On the other hand, disulfiram should generally be avoided in older adults due to its contraindications with cerebrovascular disease, peripheral neuropathy, etc., that are more common in older adults 29. Aside from pharmacologic treatments, AUD is often treated with interventions such as twelve-step facilitation (TSF); in fact, there is high quality evidence that TSF interventions are more effective than cognitive behavioral therapy (CBT) for increasing heroin addiction abstinence in those with AUD 30. This review provides updated information on epidemiology, special considerations, and management of substance use disorders in older adults. As substance use disorders become more prevalent in older adults, primary care physicians must be prepared to recognize and diagnose substance use disorders as well as collaborate with and refer patients to geriatric medicine, geriatric psychiatry, and addiction medicine. The U.S. Preventive Services Task Force (USPSTF) recommends screening older adults for alcohol misuse and brief counseling for those who misuse alcohol 15. The Substance Abuse and Mental Health Service Administration (SAMHSA) Treatment Improvement Protocol (TIP) consensus panel recommends that all older adults be screened for alcohol, tobacco, prescription drug, and illicit drug use at least annually 14•.

Identifying Substance Abuse & Addiction in Seniors

what is the best treatment for substance abuse for older adults

The prevalence of opioid prescriptions in older adults continues to increase 54. As the population ages, there are increasing indications—whether appropriate or not—for opioids in older adults.

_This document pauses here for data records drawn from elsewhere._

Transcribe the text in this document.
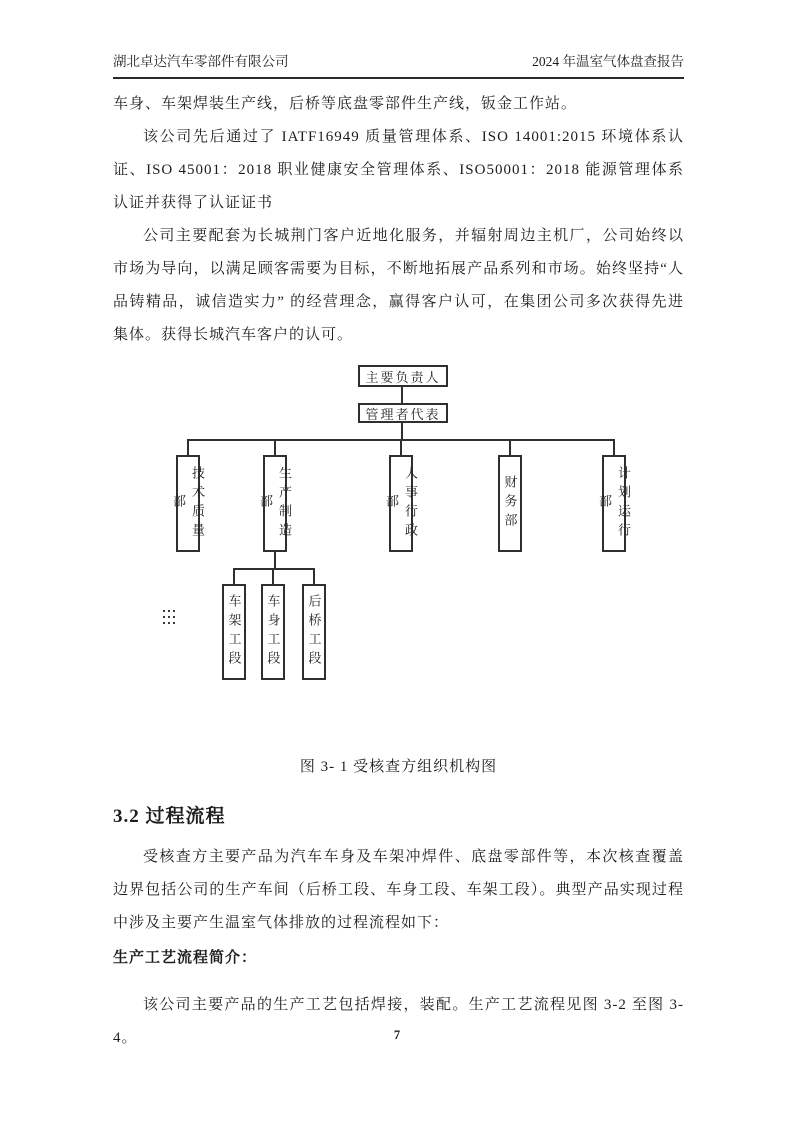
湖北卓达汽车零部件有限公司	2024 年温室气体盘查报告

车身、车架焊装生产线，后桥等底盘零部件生产线，钣金工作站。

该公司先后通过了 IATF16949 质量管理体系、ISO 14001:2015 环境体系认证、ISO 45001：2018 职业健康安全管理体系、ISO50001：2018 能源管理体系认证并获得了认证证书

公司主要配套为长城荆门客户近地化服务，并辐射周边主机厂，公司始终以市场为导向，以满足顾客需要为目标，不断地拓展产品系列和市场。始终坚持“人品铸精品，诚信造实力” 的经营理念，赢得客户认可，在集团公司多次获得先进集体。获得长城汽车客户的认可。

主要负责人
管理者代表
技术质量部	生产制造部	人事行政部	财务部	计划运行部
车架工段	车身工段	后桥工段

图 3- 1 受核查方组织机构图

3.2 过程流程

受核查方主要产品为汽车车身及车架冲焊件、底盘零部件等，本次核查覆盖边界包括公司的生产车间（后桥工段、车身工段、车架工段）。典型产品实现过程中涉及主要产生温室气体排放的过程流程如下：

生产工艺流程简介：

该公司主要产品的生产工艺包括焊接，装配。生产工艺流程见图 3-2 至图 3-4。	7
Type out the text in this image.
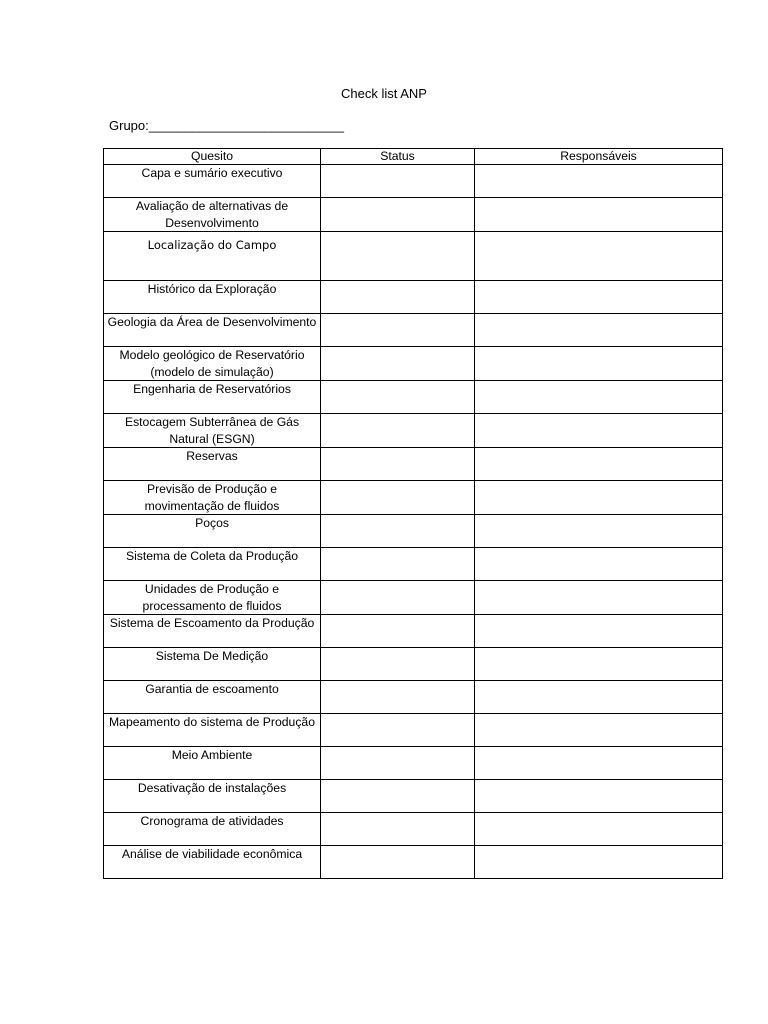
Check list ANP
Grupo:___________________________
Quesito	Status	Responsáveis
Capa e sumário executivo		
Avaliação de alternativas de Desenvolvimento		
Localização do Campo		
Histórico da Exploração		
Geologia da Área de Desenvolvimento		
Modelo geológico de Reservatório (modelo de simulação)		
Engenharia de Reservatórios		
Estocagem Subterrânea de Gás Natural (ESGN)		
Reservas		
Previsão de Produção e movimentação de fluidos		
Poços		
Sistema de Coleta da Produção		
Unidades de Produção e processamento de fluidos		
Sistema de Escoamento da Produção		
Sistema De Medição		
Garantia de escoamento		
Mapeamento do sistema de Produção		
Meio Ambiente		
Desativação de instalações		
Cronograma de atividades		
Análise de viabilidade econômica		
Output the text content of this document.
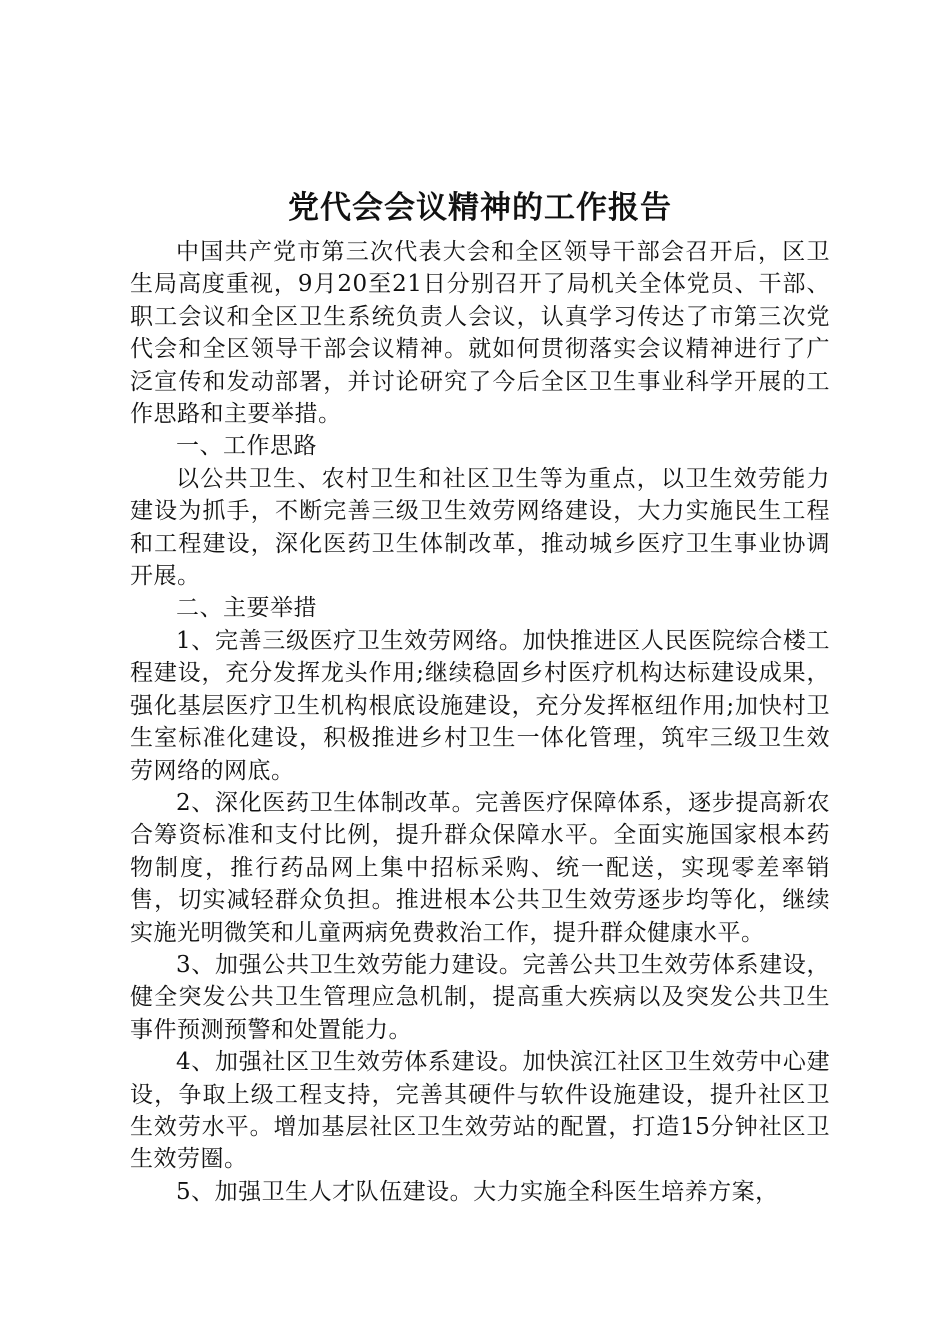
党代会会议精神的工作报告

中国共产党市第三次代表大会和全区领导干部会召开后，区卫生局高度重视，9月20至21日分别召开了局机关全体党员、干部、职工会议和全区卫生系统负责人会议，认真学习传达了市第三次党代会和全区领导干部会议精神。就如何贯彻落实会议精神进行了广泛宣传和发动部署，并讨论研究了今后全区卫生事业科学开展的工作思路和主要举措。

一、工作思路

以公共卫生、农村卫生和社区卫生等为重点，以卫生效劳能力建设为抓手，不断完善三级卫生效劳网络建设，大力实施民生工程和工程建设，深化医药卫生体制改革，推动城乡医疗卫生事业协调开展。

二、主要举措

1、完善三级医疗卫生效劳网络。加快推进区人民医院综合楼工程建设，充分发挥龙头作用;继续稳固乡村医疗机构达标建设成果，强化基层医疗卫生机构根底设施建设，充分发挥枢纽作用;加快村卫生室标准化建设，积极推进乡村卫生一体化管理，筑牢三级卫生效劳网络的网底。

2、深化医药卫生体制改革。完善医疗保障体系，逐步提高新农合筹资标准和支付比例，提升群众保障水平。全面实施国家根本药物制度，推行药品网上集中招标采购、统一配送，实现零差率销售，切实减轻群众负担。推进根本公共卫生效劳逐步均等化，继续实施光明微笑和儿童两病免费救治工作，提升群众健康水平。

3、加强公共卫生效劳能力建设。完善公共卫生效劳体系建设，健全突发公共卫生管理应急机制，提高重大疾病以及突发公共卫生事件预测预警和处置能力。

4、加强社区卫生效劳体系建设。加快滨江社区卫生效劳中心建设，争取上级工程支持，完善其硬件与软件设施建设，提升社区卫生效劳水平。增加基层社区卫生效劳站的配置，打造15分钟社区卫生效劳圈。

5、加强卫生人才队伍建设。大力实施全科医生培养方案，
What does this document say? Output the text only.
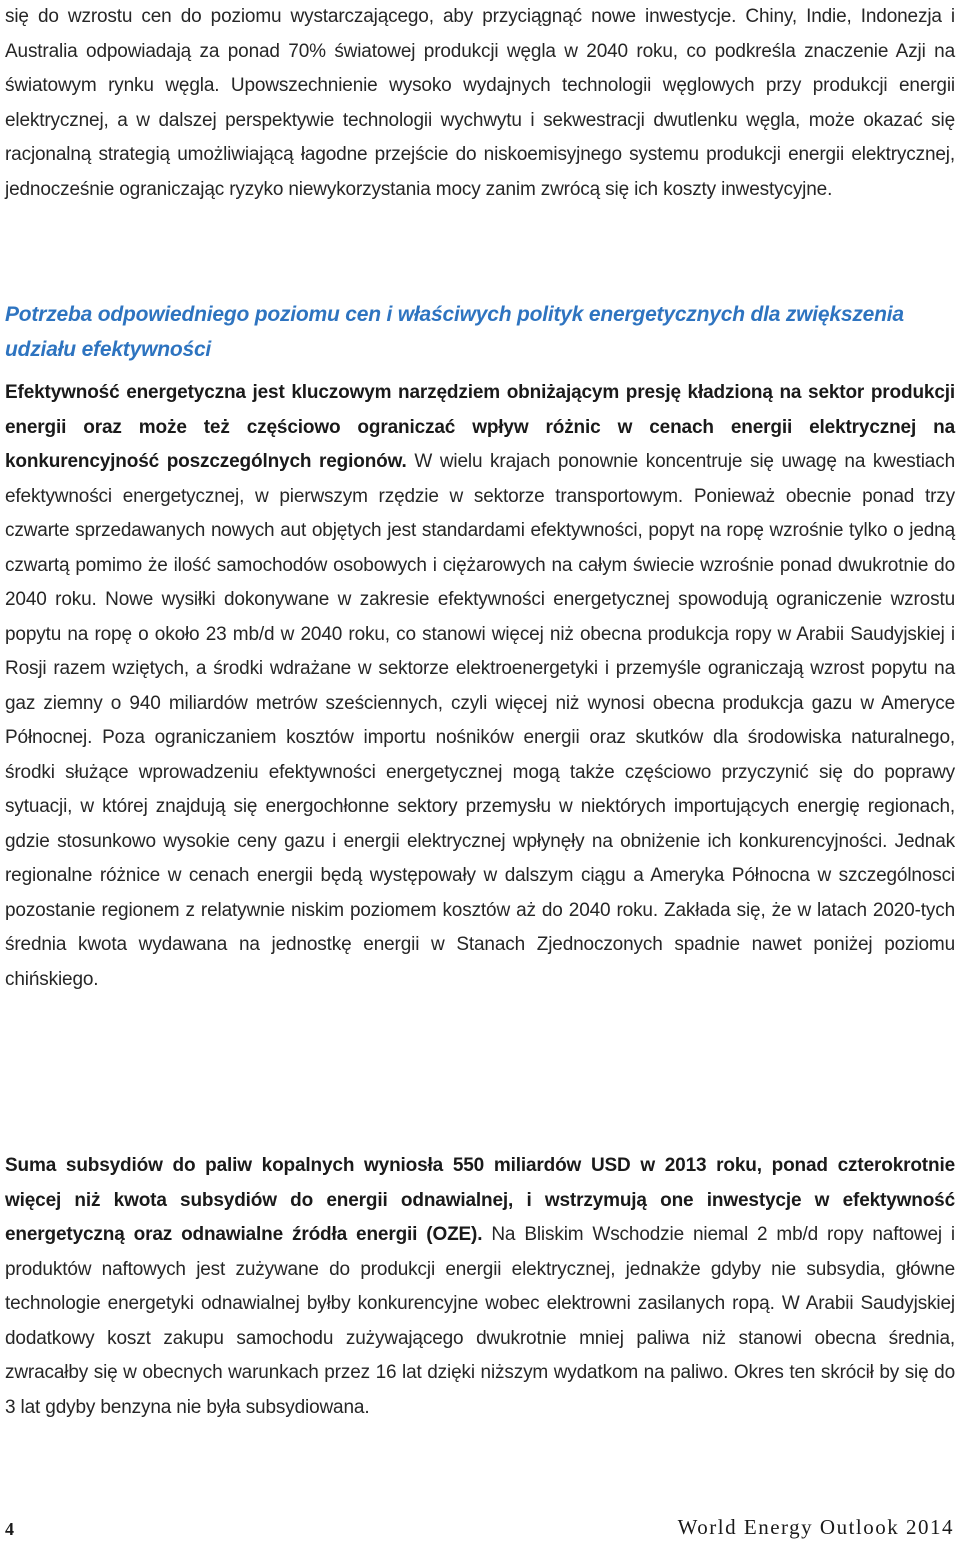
się do wzrostu cen do poziomu wystarczającego, aby przyciągnąć nowe inwestycje. Chiny, Indie, Indonezja i Australia odpowiadają za ponad 70% światowej produkcji węgla w 2040 roku, co podkreśla znaczenie Azji na światowym rynku węgla. Upowszechnienie wysoko wydajnych technologii węglowych przy produkcji energii elektrycznej, a w dalszej perspektywie technologii wychwytu i sekwestracji dwutlenku węgla, może okazać się racjonalną strategią umożliwiającą łagodne przejście do niskoemisyjnego systemu produkcji energii elektrycznej, jednocześnie ograniczając ryzyko niewykorzystania mocy zanim zwrócą się ich koszty inwestycyjne.

Potrzeba odpowiedniego poziomu cen i właściwych polityk energetycznych dla zwiększenia udziału efektywności

Efektywność energetyczna jest kluczowym narzędziem obniżającym presję kładzioną na sektor produkcji energii oraz może też częściowo ograniczać wpływ różnic w cenach energii elektrycznej na konkurencyjność poszczególnych regionów. W wielu krajach ponownie koncentruje się uwagę na kwestiach efektywności energetycznej, w pierwszym rzędzie w sektorze transportowym. Ponieważ obecnie ponad trzy czwarte sprzedawanych nowych aut objętych jest standardami efektywności, popyt na ropę wzrośnie tylko o jedną czwartą pomimo że ilość samochodów osobowych i ciężarowych na całym świecie wzrośnie ponad dwukrotnie do 2040 roku. Nowe wysiłki dokonywane w zakresie efektywności energetycznej spowodują ograniczenie wzrostu popytu na ropę o około 23 mb/d w 2040 roku, co stanowi więcej niż obecna produkcja ropy w Arabii Saudyjskiej i Rosji razem wziętych, a środki wdrażane w sektorze elektroenergetyki i przemyśle ograniczają wzrost popytu na gaz ziemny o 940 miliardów metrów sześciennych, czyli więcej niż wynosi obecna produkcja gazu w Ameryce Północnej. Poza ograniczaniem kosztów importu nośników energii oraz skutków dla środowiska naturalnego, środki służące wprowadzeniu efektywności energetycznej mogą także częściowo przyczynić się do poprawy sytuacji, w której znajdują się energochłonne sektory przemysłu w niektórych importujących energię regionach, gdzie stosunkowo wysokie ceny gazu i energii elektrycznej wpłynęły na obniżenie ich konkurencyjności. Jednak regionalne różnice w cenach energii będą występowały w dalszym ciągu a Ameryka Północna w szczególnosci pozostanie regionem z relatywnie niskim poziomem kosztów aż do 2040 roku. Zakłada się, że w latach 2020-tych średnia kwota wydawana na jednostkę energii w Stanach Zjednoczonych spadnie nawet poniżej poziomu chińskiego.

Suma subsydiów do paliw kopalnych wyniosła 550 miliardów USD w 2013 roku, ponad czterokrotnie więcej niż kwota subsydiów do energii odnawialnej, i wstrzymują one inwestycje w efektywność energetyczną oraz odnawialne źródła energii (OZE). Na Bliskim Wschodzie niemal 2 mb/d ropy naftowej i produktów naftowych jest zużywane do produkcji energii elektrycznej, jednakże gdyby nie subsydia, główne technologie energetyki odnawialnej byłby konkurencyjne wobec elektrowni zasilanych ropą. W Arabii Saudyjskiej dodatkowy koszt zakupu samochodu zużywającego dwukrotnie mniej paliwa niż stanowi obecna średnia, zwracałby się w obecnych warunkach przez 16 lat dzięki niższym wydatkom na paliwo. Okres ten skrócił by się do 3 lat gdyby benzyna nie była subsydiowana.

4	World Energy Outlook 2014
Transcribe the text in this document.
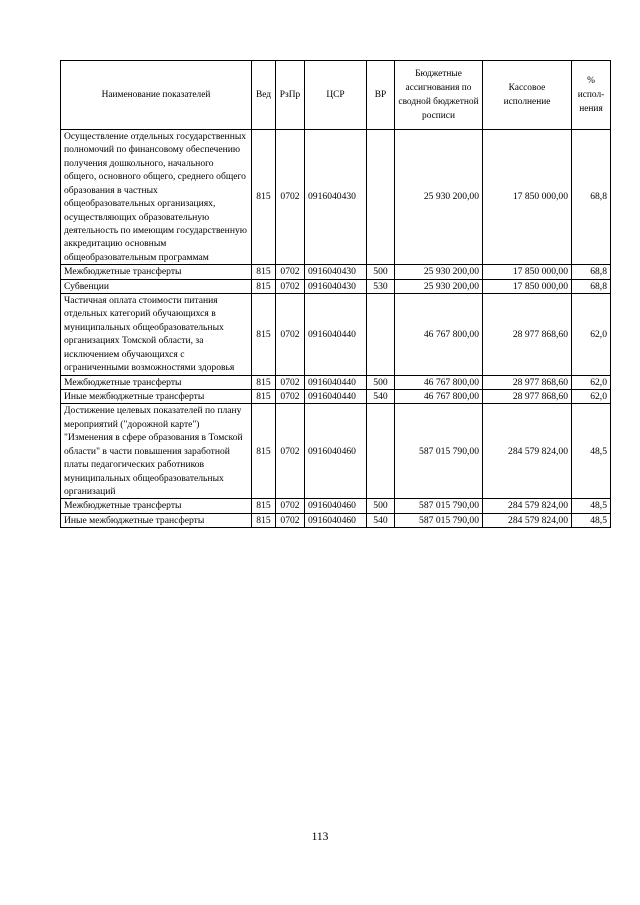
Наименование показателей	Вед	РзПр	ЦСР	ВР	Бюджетные ассигнования по сводной бюджетной росписи	Кассовое исполнение	% испол-нения
Осуществление отдельных государственных полномочий по финансовому обеспечению получения дошкольного, начального общего, основного общего, среднего общего образования в частных общеобразовательных организациях, осуществляющих образовательную деятельность по имеющим государственную аккредитацию основным общеобразовательным программам	815	0702	0916040430		25 930 200,00	17 850 000,00	68,8
Межбюджетные трансферты	815	0702	0916040430	500	25 930 200,00	17 850 000,00	68,8
Субвенции	815	0702	0916040430	530	25 930 200,00	17 850 000,00	68,8
Частичная оплата стоимости питания отдельных категорий обучающихся в муниципальных общеобразовательных организациях Томской области, за исключением обучающихся с ограниченными возможностями здоровья	815	0702	0916040440		46 767 800,00	28 977 868,60	62,0
Межбюджетные трансферты	815	0702	0916040440	500	46 767 800,00	28 977 868,60	62,0
Иные межбюджетные трансферты	815	0702	0916040440	540	46 767 800,00	28 977 868,60	62,0
Достижение целевых показателей по плану мероприятий ("дорожной карте") "Изменения в сфере образования в Томской области" в части повышения заработной платы педагогических работников муниципальных общеобразовательных организаций	815	0702	0916040460		587 015 790,00	284 579 824,00	48,5
Межбюджетные трансферты	815	0702	0916040460	500	587 015 790,00	284 579 824,00	48,5
Иные межбюджетные трансферты	815	0702	0916040460	540	587 015 790,00	284 579 824,00	48,5
113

Older adults have higher rates of chronic pain, and opioid prescription fill rates were disproportionately higher among adults aged 65 years or older from 2008–2018 55.

  • The identification of SUDs in older adults is difficult as some signs and symptoms of substance use may be mistaken for symptoms of other chronic diseases or the natural course of aging 7.
  • For a complete list of substance use treatment programs, consult the find addiction treatment dashboard.
  • Belonging to an older cohort decreased the probability of ever receiving treatment (Blanco et al., 2015).
  • One of the most common physical effects of substance abuse in older adults is an increased risk of falls and accidents.

Substance use disorders (SUDs) among the geriatric population are one of the fastest growing public health concerns in the United States 1. Chronic alcohol use, for example, can lead to liver disease, cardiovascular problems, and neurological damage. Similarly, drug abuse can exacerbate conditions such as hypertension, diabetes, and respiratory issues, increasing the risk of medical complications and reducing overall well-being. Inevitably, seniors are much more vulnerable to the development of various medical and mental health disorders.

Lynch et al. found that, among adult heroin users 65 years and older, 69% began using heroin before the age of 30 (typical onset) while 31% began using heroin after the age 30 (late onset) 57. Those with late-onset heroin use were more likely to use heroin more frequently and less likely to receive medication for opioid use disorder or residential treatment 57. There has also been an increasing death rate among older adults due to opioid overdose 58.

what is the best treatment for substance abuse for older adults

However, outpatient detoxification is less commonly employed in older adults given medical comorbidities. Of note, older adults are at higher risk of developing delirium, having protracted withdrawal, and having worsening medical conditions as compared to their younger counterparts 35. Acute inpatient treatment may be limited to medically supervised withdrawal followed by a step-down level of care to an intensive outpatient program (IOP), residential recovery-oriented rehabilitation program, or outpatient clinic 14•, 34. This chapter of TIP 26 presents facts about alcohol misuse, including AUD, among older adults.

Evaluation and Management of Alcohol use Disorder among Older Adults

This article presents an overview of epidemiology, service use, and clinical considerations on SUD in older adults and suggests future directions. SUD prevalence is lower in older versus younger adults, as are treatment rates among those with SUD. SUDs may be difficult to recognize and treat in older adults due to the presence of other psychiatric and general medical disorders.